Have you heard? Vogue’s Donna Karan and DKNY patterns will no longer be available after next Wednesday, July 13th. According to the McCall Pattern Company, the licensor of the Donna Karan trademarks [the LVMH-owned Gabrielle Studio Inc.] has decided to end all pattern licensing. (Source: Facebook.)

Vogue Patterns has been publishing Donna Karan patterns since 1987. The company added DKNY patterns in 1989.


The end of both licenses makes the Spring 2016 releases the last DKNY and Donna Karan patterns.
Donna Karan announced her departure from Donna Karan International just over a year ago, saying she means to focus on her new, privately owned company, Urban Zen. Parent company LVMH will not be hiring a replacement. Instead, LVMH will be developing DKNY, which is designed by Public School’s Dao-Yi Chow and Maxwell Osborne. (See Vanessa Friedman and Jacob Bernstein, “Karan Leaving Brand That Carries Her Name.”)
After thirty years of Vogue patterns—closer to forty, if we count her work at Anne Klein—Karan’s absence will be keenly felt. But could she return soon with Urban Zen patterns? Under her agreement with LVMH, Urban Zen’s “distribution … [can]not compete with any of the Donna Karan brands.” (See Donna Fenn’s interview for Fortune.) This could account for the unprecedented end-date for the Donna Karan and DKNY patterns, just in time for the Fall 2016 pattern launch. Update (July 7): the Fall 2016 patterns were released today, too early to avoid a distribution conflict. Perhaps for Winter 2016?
It would certainly be in keeping with Karan’s ethos if July 14th marked not just an end to the old pattern licensing, but also a new beginning. As her program notes always read, To be continued…
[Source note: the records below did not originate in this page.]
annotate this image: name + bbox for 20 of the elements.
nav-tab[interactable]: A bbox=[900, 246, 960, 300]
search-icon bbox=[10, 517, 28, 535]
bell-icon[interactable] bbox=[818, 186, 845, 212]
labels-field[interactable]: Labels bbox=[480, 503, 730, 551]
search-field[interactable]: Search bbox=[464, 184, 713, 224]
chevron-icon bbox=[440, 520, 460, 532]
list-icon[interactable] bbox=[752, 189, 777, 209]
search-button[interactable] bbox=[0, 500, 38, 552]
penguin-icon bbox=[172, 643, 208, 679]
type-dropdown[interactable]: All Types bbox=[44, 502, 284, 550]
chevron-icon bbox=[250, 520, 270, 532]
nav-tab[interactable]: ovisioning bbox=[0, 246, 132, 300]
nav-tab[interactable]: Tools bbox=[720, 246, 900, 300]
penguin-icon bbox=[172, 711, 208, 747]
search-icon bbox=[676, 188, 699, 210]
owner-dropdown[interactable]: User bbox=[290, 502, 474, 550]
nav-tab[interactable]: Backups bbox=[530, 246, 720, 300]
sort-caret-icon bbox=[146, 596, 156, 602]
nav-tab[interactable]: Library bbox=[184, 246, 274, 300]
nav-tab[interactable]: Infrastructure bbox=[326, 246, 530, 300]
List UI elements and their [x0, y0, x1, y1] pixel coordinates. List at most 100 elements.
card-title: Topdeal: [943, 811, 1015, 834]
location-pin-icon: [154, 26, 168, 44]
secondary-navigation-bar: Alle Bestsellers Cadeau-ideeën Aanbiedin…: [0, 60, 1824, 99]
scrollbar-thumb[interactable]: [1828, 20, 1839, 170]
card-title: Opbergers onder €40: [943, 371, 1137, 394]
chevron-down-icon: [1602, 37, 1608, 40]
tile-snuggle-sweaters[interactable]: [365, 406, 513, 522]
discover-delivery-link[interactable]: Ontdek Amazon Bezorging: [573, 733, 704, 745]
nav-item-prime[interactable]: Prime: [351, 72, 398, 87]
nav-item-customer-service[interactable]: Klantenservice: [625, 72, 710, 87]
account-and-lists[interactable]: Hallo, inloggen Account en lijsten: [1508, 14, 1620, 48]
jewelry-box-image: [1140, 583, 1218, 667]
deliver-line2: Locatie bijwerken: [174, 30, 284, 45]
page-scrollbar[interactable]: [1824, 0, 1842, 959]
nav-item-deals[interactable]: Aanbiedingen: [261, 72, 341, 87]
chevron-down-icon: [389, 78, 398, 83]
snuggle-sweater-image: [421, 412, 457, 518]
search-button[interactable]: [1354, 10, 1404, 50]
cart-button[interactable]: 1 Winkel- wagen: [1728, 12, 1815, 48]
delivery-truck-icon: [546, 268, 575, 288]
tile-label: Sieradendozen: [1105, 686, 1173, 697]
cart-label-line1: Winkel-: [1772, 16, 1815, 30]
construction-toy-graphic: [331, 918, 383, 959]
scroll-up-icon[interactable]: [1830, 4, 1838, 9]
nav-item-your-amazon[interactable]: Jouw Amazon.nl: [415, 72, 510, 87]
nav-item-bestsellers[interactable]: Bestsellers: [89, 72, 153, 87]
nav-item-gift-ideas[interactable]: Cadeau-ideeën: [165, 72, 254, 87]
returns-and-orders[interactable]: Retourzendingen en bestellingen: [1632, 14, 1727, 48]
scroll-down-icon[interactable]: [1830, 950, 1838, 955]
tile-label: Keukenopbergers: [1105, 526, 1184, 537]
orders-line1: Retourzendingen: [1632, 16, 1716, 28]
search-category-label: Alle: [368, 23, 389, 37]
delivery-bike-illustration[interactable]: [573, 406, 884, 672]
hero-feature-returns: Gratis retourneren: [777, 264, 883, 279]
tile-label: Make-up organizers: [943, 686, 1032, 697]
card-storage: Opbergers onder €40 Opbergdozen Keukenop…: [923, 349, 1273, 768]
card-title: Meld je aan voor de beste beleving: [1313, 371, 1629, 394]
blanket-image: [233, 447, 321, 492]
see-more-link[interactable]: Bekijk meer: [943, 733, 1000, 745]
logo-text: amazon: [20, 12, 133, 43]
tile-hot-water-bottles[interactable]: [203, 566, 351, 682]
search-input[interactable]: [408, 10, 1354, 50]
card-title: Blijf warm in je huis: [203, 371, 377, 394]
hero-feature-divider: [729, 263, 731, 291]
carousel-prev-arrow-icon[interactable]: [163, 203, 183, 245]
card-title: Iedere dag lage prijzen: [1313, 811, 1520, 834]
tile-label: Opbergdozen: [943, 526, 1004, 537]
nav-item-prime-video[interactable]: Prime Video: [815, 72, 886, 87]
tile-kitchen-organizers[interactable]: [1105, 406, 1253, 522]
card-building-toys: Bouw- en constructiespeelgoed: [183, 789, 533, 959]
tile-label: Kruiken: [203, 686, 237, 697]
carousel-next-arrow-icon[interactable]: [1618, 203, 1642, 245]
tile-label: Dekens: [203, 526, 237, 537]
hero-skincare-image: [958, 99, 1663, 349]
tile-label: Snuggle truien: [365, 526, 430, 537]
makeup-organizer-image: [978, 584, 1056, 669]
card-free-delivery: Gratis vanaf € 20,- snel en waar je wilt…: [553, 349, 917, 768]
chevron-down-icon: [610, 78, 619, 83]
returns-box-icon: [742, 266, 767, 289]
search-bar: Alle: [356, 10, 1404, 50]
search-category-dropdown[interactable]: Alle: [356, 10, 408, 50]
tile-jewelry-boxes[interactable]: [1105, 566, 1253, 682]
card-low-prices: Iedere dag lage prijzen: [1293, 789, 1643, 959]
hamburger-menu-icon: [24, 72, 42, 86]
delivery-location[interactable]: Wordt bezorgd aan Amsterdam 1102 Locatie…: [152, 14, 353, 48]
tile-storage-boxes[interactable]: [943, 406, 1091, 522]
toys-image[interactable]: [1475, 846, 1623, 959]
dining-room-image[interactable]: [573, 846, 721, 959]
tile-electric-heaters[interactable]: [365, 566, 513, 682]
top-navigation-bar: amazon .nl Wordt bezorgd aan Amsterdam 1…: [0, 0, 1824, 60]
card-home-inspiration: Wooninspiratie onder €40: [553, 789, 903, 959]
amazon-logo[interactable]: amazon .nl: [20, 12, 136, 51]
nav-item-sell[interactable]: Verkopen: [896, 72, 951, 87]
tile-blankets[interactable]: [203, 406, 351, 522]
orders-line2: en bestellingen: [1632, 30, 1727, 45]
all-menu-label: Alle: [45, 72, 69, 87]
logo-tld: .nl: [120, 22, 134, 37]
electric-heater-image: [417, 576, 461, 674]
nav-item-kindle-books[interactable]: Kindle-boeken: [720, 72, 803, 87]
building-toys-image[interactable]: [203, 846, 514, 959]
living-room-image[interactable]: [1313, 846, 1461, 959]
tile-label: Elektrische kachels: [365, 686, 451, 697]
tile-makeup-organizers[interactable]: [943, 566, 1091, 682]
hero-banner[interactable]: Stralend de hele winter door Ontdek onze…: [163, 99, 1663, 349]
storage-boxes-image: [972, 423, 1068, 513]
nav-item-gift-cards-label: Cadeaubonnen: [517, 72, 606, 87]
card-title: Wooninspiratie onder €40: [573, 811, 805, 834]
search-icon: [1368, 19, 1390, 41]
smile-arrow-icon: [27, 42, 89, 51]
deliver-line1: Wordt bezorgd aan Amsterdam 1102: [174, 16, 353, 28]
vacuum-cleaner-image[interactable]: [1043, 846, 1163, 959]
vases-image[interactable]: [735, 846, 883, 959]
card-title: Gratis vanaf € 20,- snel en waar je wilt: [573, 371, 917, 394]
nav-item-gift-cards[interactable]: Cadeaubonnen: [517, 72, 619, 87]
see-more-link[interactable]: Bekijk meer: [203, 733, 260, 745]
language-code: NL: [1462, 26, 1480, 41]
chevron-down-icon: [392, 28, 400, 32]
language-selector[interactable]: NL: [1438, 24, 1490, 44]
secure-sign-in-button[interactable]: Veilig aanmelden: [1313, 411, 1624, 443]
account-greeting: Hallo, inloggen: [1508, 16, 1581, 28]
I am wondering if retailers will be required to return the dead stock. Or if my dusty JoAnn’s will clean out the drawers. Given what I keep finding stuck in the corners, I suspect not very well.
Interesting. I effectively learned to sew by making up DKNY patterns for Vogue in the early 1990s.
Oops I mean “DKNY for Vogue patterns.”
Oh I do hope you’re right about Urban Zen. Vogue Patterns seem to have fewer and fewer designer patterns these days; no Ralph Rucci or Zandra Rhodes in the latest release that I noticed 😦 I have been hastily acquiring a few Donna Karan patterns I’d been dithering about.
If Donna Karan sold Urban Zen patterns via Vogue patterns and part of the proceeds were donated to her foundation, it would be a win/win for all (and us!) you listening Donna?? Vogue Patterns??
Interesting post. I wonder which designer will step up, if any, to take her place?
Interesting- does Vogue have to remove the oop from the website too, I wonder….
They’ve said they do — everything from the newest to out of print.